Home CAKRAWALA SOSIAL DAN BUDAYA Hutan Wanagama Sebagai Wahana Pembelajaran Atraktif

Hutan Wanagama Sebagai Wahana Pembelajaran Atraktif

Komentar Dinonaktifkan pada Hutan Wanagama Sebagai Wahana Pembelajaran Atraktif
0
254

GUNUNG KIDUL – Sebagian hutan pendidikan Wanagama di Kecamatan Playen, Kabupaten Gunung Kidul, Daerah Istimewa Yogyakarta, milik Universitas Gadjah Mada Yogyakarta menjadi wahana pembelajaran yang atraktif, salah satunya melalui Wanagama Paksi.

CELEBES NEWS – Dirjen Konservasi Sumber Daya Alam dan Ekosistem Kementerian Lingkungan Hidup dan Kehutanan Wiratno di Gunung Kidul, Minggu (4/2/2018), mengatakan satwa maupun tumbuhan liar di dalam hutan dan disekitarnya termasuk komponen yang sangat penting untuk menjaga keseimbangan alam. Burung dan satwa liar lainnya yang hidup di dalam hutan harus tetap terjaga kelestariannya.

Oleh karena itu, pembangunan “Dome Wanagama Paksi” dapat menjadi sarana pelestarian burung sekaligus dapat menjadi objek dan daya tarik wisata untuk kawasan ini, khususnya untuk wisata pendidikan dan konservasi alam.

“Selaras dengan misi Hutan Pendidikan Wanagama I sebagai tempat edukasi dan konservasi alam, maka pembangunan Dome Wanagama Paksi ini diharapkan dapat mendukung upaya dan komitmen dari misi pelestarian satwa,” katanya.

Sebagai informasi, pembangunan Wanagama Paksi dikarenakan Wanagama yang terus memberikan kontribusi nyata dalam pembangunan di Indonesia membuat Kementerian Lingkungan Hidup dan Kehutanan Republik Indonesia memperpanjang ijin pengelolaan Wanagama melalui SK 493/Menlhk-Setjen/2015 sebagai KHDTK dengan luasan 622,25 ha.

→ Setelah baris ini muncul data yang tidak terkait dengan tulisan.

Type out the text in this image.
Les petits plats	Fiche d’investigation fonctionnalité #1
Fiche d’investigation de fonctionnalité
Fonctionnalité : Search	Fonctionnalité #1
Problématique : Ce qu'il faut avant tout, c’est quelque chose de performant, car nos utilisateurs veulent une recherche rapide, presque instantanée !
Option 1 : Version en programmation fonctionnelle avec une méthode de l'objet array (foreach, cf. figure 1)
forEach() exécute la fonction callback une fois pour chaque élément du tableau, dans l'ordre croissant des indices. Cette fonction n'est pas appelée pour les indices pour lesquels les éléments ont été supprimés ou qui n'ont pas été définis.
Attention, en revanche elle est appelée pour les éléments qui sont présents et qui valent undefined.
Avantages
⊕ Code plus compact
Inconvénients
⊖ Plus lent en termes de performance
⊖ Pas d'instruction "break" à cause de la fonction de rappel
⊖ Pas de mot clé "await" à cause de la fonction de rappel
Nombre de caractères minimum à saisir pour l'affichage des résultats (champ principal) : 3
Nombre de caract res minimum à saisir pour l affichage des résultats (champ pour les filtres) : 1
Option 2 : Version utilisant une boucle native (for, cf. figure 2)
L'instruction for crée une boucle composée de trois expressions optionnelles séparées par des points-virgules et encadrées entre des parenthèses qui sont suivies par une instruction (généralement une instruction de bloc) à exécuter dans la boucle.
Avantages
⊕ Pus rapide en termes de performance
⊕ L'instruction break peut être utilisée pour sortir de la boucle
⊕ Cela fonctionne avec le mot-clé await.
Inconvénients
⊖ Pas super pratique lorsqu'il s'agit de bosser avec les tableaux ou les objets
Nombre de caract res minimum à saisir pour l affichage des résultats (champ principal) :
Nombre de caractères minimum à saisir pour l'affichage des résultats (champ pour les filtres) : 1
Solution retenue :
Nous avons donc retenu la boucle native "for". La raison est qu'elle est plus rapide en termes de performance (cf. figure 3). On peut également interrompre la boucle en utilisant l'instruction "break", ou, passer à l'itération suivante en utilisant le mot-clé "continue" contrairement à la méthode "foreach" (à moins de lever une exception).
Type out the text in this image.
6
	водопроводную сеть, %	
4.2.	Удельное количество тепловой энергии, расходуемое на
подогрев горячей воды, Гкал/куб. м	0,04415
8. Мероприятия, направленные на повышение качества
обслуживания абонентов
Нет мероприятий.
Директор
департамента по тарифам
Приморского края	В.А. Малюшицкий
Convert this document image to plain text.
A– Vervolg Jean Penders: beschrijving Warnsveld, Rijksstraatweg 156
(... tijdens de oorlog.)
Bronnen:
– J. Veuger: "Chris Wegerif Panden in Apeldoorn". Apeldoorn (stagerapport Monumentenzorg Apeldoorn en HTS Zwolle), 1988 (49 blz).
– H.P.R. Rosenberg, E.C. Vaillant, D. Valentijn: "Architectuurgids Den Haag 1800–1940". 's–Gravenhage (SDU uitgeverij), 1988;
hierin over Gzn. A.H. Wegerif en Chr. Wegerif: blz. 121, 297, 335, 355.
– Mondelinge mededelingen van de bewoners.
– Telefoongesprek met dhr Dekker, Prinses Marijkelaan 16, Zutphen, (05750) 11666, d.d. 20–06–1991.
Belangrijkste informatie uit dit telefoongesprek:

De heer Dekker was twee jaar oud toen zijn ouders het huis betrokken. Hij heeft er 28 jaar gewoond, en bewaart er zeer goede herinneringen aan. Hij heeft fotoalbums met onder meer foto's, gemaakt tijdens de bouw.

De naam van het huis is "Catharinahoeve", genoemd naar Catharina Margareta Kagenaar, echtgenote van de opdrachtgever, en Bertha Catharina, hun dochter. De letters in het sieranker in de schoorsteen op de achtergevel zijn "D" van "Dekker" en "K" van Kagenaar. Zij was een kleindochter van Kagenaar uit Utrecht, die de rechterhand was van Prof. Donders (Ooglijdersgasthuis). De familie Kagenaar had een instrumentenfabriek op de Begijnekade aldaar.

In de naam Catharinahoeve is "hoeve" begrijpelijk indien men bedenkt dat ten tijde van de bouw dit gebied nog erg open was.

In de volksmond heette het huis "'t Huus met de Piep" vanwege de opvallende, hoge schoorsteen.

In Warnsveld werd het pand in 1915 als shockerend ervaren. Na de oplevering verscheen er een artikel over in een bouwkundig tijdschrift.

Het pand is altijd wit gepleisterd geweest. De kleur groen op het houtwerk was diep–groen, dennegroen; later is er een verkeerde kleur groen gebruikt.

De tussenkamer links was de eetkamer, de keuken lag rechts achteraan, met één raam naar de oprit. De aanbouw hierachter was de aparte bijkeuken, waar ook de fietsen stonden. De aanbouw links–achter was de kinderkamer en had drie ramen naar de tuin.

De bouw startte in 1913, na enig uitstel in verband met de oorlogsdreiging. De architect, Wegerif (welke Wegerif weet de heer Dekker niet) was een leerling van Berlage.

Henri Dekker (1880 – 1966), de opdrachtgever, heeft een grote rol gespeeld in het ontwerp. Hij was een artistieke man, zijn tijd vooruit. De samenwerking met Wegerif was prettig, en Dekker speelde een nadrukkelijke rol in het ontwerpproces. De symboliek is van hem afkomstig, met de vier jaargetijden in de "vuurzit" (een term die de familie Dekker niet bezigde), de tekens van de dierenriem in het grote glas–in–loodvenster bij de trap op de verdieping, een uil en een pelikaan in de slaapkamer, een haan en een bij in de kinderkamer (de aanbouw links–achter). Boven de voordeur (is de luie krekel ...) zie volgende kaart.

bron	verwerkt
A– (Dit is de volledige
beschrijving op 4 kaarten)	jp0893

Atas dasar fungsi edukasi di ini maka Wanagama di arahkan menjadi Eco Edu Forest (WG-Eco Edu Forest).

Wanagama Paksi dibangun di Petak 16 atas dukungan dari berbagai pihak, di antaranya Gunma Safari Park dari Jepang, Kementerian Lingkungan Hidup dan Kehutanan (KLHK), Taman Safari Indonesia (TSI), Yayasan Alumni Fakultas Kehutanan Angkatan 1975 (Yayasan Toemo Silva Gama), dan Kebun Binatang Gembira Loka. Wanagama Paksi saat ini berupa bangunan dome yang berisi puluhan jenis burung sebagai media pembelajaran yang atraktif tentang konservasi keanekaragaman hayati Indonesia.

Lebih lanjut Wiratno sangat mengapresiasi dengan terwujudnya wadah untuk akselerasi pengetahuan tentang Aves dan kegiatan konservasi burung yang ada di Indonesia.

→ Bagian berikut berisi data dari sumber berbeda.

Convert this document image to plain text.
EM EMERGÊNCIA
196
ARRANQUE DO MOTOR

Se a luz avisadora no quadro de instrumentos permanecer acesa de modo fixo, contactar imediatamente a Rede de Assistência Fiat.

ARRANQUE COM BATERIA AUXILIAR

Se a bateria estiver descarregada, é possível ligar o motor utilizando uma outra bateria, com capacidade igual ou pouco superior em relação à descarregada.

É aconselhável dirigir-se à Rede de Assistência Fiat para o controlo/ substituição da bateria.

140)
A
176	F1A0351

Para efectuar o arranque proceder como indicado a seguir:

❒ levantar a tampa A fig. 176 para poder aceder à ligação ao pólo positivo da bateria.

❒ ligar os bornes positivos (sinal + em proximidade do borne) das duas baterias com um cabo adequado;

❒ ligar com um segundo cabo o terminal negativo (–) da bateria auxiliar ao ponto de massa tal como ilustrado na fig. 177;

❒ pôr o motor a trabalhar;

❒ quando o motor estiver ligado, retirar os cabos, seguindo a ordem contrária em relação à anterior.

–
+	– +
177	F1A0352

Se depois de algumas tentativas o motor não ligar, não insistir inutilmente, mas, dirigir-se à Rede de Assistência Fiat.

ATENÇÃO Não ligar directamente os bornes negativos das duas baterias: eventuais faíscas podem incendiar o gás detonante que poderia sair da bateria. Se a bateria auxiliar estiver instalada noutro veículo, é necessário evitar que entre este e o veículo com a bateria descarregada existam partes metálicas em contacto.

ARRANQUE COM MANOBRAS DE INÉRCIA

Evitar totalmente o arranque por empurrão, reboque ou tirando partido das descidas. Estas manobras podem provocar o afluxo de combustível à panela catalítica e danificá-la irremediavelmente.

“Pembangunan Dome Wanagama Paksi ini tentu saja mendapat dukungan dari para pihak. Ucapan terima kasih saya sampaikan kepada Yayasan Gunma Safari Park, PT Taman Safari Indonesia, Yayasan Toema yang turut andil dalam mendukung komitmen konservasi sehingga dapat dibangun Dome.

Wanagama Paksi sebagai tempat untuk kegiatan edukasi konservasi kepada masyarakat umum, khususnya pelajar dan mahasiawa,” katanya.

Harapan ke depan, Dome Wanagama Paksi ini dapat dijadikan sebagai sarana penyadartahuan kepada masyarakat agar ikut berkomitmen terhadap konservasi alam dan menumbuhkan ide-ide riset terbaru khususnya riset mengenai Aves dan upaya-upaya pelestariannya, serta sebagai tonggak baru dalam penyebarluasan semangat komitmen konservasi Aves secara massive kepada seluruh elemen masyarakat.

Pada pengelolaan Hutan Wanagama I khususnya Dome Wanagama Paksi secara efektif perlu sinergi dan kolaborasi dengan memposisikan masyarakat lokal sebagai pelaku utama dalam berbagai model pengelolaan kawasan dan meningkatkan networking atau jejaring kerja antara pengelola, pemerintah daerah, para mitra, LSM, Karang Taruna dan para pihak lain yang terkait lainnya.

Sebagai informasi, soft launching Wanagama Paksi ini dihadiri oleh Dekan Fakultas Kehutanan UGM, Presiden Gunma Safari Park, Dirjen KSDAE KLHK, Direktur Taman Safari Indonesia, Direktur Gembira Loka dan Komisaris dan Pengurus Yayasan Toemo Silva Gama. [celebesnews.id]

Penulis : Ajie

Comments are closed.

Check Also

Wagub DKI Resmikan Pusat Kebudayaan Betawi di Taman Impian Jaya Ancol

JAKARTA, Dengan berdirinya pusat Kebudayaan Betawi diyakini sekitar 1,2 juta pengunjung ak…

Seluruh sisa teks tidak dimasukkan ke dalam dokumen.